Scala 3 slowed us down?

1. spockz ◴[07 Dec 25 16:15 UTC] No.46182774[source]▶

For me the main takeaway of this is that you want to have automated performance tests in place combined with insights into flamegraphs by default. And especially for these kind of major language upgrade changes.

replies(2): >>46182923 #>>46185326 #

2. esafak ◴[07 Dec 25 16:32 UTC] No.46182923[source]▶

>>46182774 (TP) #

What are folks using for perf testing on JVM these days?

replies(5): >>46183086 #>>46183506 #>>46184574 #>>46185332 #>>46188235 #

3. noelwelsh ◴[07 Dec 25 16:53 UTC] No.46183086[source]▶

>>46182923 #

jmh is what I've always used for small benchmarks.

4. cogman10 ◴[07 Dec 25 17:46 UTC] No.46183506[source]▶

>>46182923 #

For production systems I use flight recordings (jfrs). To analyze I use java mission control.

For OOME problems I use a heap dump and eclipse memory analysis tool.

For microbenchmarks, I use JMH. But I tend to try and avoid doing those.

5. gavinray ◴[07 Dec 25 19:56 UTC] No.46184574[source]▶

>>46182923 #

async-profiler

6. malkia ◴[07 Dec 25 21:27 UTC] No.46185326[source]▶

>>46182774 (TP) #

Benchmarking requires a bit of different setup than the rest of the testing, especially if you want down to the ms timings.

We have continous benchmarking of one of our tools, it's written in C++, and to get "same" results everytime we launch it on the same machine.

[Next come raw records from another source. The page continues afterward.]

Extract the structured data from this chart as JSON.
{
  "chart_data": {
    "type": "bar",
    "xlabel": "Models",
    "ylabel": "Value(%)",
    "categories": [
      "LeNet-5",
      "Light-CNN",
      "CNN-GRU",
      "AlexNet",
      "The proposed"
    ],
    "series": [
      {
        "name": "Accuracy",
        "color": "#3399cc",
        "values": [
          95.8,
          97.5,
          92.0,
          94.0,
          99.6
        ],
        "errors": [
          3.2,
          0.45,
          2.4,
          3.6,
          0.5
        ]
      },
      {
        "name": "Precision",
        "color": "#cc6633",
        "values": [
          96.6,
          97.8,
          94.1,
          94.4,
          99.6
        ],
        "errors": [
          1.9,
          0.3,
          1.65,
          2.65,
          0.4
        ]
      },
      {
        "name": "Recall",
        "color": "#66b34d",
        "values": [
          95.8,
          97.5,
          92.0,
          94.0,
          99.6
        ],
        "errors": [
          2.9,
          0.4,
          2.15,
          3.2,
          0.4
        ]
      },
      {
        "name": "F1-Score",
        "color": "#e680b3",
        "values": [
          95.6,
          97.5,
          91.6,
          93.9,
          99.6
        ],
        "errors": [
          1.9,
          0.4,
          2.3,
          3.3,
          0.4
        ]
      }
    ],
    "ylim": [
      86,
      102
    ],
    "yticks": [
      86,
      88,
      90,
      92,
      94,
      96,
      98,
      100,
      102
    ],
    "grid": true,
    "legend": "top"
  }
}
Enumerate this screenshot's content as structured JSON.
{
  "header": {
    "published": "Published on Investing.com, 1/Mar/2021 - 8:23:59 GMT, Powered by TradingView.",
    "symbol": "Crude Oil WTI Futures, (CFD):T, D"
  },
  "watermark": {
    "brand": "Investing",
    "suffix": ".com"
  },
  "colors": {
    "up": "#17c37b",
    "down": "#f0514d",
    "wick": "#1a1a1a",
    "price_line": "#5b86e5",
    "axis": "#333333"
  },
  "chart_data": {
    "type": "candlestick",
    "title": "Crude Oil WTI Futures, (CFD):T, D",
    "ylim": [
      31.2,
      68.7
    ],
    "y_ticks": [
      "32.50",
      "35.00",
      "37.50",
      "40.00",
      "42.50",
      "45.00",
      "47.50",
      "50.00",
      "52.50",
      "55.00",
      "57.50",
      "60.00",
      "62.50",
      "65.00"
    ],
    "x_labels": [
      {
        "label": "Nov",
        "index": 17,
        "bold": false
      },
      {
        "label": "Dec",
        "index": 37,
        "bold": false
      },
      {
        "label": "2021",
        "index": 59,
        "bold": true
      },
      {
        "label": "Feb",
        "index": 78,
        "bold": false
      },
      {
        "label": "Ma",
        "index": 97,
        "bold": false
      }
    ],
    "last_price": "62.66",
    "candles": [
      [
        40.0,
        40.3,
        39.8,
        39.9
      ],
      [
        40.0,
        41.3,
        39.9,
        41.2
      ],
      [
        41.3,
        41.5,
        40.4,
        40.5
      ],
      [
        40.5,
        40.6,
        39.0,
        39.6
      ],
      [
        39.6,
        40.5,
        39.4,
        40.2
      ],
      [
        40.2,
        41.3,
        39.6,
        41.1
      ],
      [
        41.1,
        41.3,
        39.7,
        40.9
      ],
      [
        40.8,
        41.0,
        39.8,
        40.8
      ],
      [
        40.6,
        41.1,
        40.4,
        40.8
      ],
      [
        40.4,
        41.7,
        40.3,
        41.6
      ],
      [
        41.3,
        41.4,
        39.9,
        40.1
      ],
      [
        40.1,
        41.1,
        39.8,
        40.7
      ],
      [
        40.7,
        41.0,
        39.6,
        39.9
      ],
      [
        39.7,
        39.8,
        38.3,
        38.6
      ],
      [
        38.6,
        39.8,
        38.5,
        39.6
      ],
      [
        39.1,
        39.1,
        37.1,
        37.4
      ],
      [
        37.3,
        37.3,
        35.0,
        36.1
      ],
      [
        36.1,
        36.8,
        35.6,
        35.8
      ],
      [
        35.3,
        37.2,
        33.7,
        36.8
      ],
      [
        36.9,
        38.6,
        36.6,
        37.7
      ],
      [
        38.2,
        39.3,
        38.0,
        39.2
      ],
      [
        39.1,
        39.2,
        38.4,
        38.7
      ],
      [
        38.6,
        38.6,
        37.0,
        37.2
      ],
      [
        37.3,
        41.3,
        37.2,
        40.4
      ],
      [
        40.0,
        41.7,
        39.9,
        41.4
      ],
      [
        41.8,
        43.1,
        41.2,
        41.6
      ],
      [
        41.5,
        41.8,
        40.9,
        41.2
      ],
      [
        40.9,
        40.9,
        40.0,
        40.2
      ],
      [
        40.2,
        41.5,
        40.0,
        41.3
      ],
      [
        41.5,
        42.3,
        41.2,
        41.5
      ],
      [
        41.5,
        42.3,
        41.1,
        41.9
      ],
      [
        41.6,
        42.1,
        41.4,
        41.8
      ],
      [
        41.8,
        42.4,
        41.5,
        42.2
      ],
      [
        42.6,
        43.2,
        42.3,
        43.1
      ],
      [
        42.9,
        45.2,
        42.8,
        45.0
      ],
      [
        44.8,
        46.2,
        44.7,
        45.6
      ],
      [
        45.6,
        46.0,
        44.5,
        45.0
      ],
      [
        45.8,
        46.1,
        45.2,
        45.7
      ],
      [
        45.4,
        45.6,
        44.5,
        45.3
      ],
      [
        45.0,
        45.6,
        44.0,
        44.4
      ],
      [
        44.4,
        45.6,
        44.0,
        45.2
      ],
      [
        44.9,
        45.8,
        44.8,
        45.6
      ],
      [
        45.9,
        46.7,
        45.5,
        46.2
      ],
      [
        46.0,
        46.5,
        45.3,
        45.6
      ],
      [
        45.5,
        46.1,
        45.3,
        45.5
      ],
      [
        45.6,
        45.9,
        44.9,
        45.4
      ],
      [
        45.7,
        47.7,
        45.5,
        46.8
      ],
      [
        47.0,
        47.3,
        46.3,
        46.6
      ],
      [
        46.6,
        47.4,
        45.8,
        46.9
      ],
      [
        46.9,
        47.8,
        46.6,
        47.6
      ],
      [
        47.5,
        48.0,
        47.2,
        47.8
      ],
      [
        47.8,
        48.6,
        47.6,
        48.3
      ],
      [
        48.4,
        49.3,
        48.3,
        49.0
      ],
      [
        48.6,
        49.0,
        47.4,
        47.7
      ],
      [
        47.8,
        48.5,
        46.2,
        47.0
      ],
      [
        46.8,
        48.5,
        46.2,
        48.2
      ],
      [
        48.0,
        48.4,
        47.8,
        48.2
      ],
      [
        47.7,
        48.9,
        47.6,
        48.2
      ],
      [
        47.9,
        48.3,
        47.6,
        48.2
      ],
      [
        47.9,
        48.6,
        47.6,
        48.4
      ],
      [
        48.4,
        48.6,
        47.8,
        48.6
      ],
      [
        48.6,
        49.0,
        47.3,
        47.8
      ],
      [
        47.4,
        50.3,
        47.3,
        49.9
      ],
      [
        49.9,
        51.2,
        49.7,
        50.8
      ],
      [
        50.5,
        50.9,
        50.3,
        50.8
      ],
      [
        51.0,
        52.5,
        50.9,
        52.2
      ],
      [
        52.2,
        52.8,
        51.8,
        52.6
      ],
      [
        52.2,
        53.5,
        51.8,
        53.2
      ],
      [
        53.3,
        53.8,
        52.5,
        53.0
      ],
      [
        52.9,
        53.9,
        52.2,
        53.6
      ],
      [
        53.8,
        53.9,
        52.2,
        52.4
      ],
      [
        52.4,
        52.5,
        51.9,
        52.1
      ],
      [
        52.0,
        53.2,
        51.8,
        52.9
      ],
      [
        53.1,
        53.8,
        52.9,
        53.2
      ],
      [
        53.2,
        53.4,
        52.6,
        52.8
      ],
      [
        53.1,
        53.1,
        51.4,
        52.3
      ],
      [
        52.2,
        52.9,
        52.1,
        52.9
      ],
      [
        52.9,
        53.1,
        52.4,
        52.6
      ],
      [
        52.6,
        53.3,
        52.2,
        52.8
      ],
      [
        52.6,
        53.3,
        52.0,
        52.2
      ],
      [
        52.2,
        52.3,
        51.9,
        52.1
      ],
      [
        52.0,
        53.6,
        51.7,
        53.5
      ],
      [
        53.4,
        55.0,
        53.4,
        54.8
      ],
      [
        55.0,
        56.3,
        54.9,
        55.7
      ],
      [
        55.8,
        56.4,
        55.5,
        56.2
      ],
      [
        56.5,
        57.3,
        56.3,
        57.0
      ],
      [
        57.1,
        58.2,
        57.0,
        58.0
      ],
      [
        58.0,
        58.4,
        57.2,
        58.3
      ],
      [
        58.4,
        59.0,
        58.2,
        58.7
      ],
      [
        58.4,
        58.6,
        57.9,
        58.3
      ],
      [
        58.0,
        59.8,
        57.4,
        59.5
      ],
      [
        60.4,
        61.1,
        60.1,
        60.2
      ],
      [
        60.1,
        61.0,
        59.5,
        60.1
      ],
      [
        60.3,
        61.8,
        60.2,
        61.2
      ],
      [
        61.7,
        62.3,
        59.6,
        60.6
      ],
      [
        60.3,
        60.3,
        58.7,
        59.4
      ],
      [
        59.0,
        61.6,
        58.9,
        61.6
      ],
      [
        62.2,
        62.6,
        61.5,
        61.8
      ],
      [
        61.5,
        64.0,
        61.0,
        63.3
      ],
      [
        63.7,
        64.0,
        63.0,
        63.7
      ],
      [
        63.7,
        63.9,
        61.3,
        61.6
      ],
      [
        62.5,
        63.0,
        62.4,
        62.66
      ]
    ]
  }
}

This is far from ideal, but otherwise there be either noisy neighbours, pesky host (if it's vm), etc. etc.

One idea that we thought was what if we can run the same test on the same machine several times, and check older/newer code (or ideally through switches), and this could work for some codepaths, but not for really continous checkins.

Just wondering what folks do. I can assume what, but there is always something hidden, not well known.

replies(2): >>46185438 #>>46197762 #

7. spockz ◴[07 Dec 25 21:28 UTC] No.46185332[source]▶

>>46182923 #

I use jmh for micro benchmarks on any code we know is sensitive and to highlight performance differences between different implementations. (Usually keep them around but not run on CI as an archive of what we tried.)

Then we do benchmarking of the whole Java app in the container running async-profiler into pyroscope. We created a test harness for this that spins up and mocks any dependencies based on api subscription data and contracts and simulates performance.

This whole mechanism is generalised and only requires teams that create individual apps to work with contract driven testing for the test harness to function. During and after a benchmark we also verify whether other non functionals still work as required, i.e. whether tracing is still linked to the right requests etc. This works for almost any language that we use.

8. spockz ◴[07 Dec 25 21:39 UTC] No.46185438[source]▶

>>46185326 #

I agree for measuring latency differences you want similar setups. However, by running two versions of the app concurrently on the same machine they both get impacted more or less the same by noisy neighbours. Moreover, by inspecting the flamegraph you can, manually, see these large shifts of time allocation quickly. For automatic comparison you can of course use the raw data.

In addition you can look at total cpu seconds used, memory allocation on kernel level, and specifically for the jvm at the GC metrics and allocation rate. If these numbers change significantly then you know you need to have a look.

We do run this benchmark comparison in most nightly builds and find regressions this way.

replies(1): >>46187256 #

9. malkia ◴[08 Dec 25 01:23 UTC] No.46187256{3}[source]▶

>>46185438 #

Good points there - Thanks @spockz!

10. ◴[08 Dec 25 04:17 UTC] No.46188235[source]▶

>>46182923 #

11. esafak ◴[08 Dec 25 21:16 UTC] No.46197762[source]▶

>>46185326 #

https://en.wikipedia.org/wiki/Hardware_performance_counter can help with noisy neighbors. I am still getting into this.

replies(1): >>46202031 #

12. spockz ◴[09 Dec 25 06:56 UTC] No.46202031{3}[source]▶

>>46197762 #

Yes, that can help with detecting how much cpu was actually used during the run. But it doesn’t influence benchmark results. Not sure how exactly to use it for doing subsequent runs and comparing final performance. Then this needs to be extrapolated to final performance in production.

replies(1): >>46202420 #

13. malkia ◴[09 Dec 25 07:58 UTC] No.46202420{4}[source]▶

>>46202031 #

Yeah, what you want to know is which change caused the slowdown, or maybe improved the performance and reasonable metric behind it (for example frame-rate for a game, or something like this).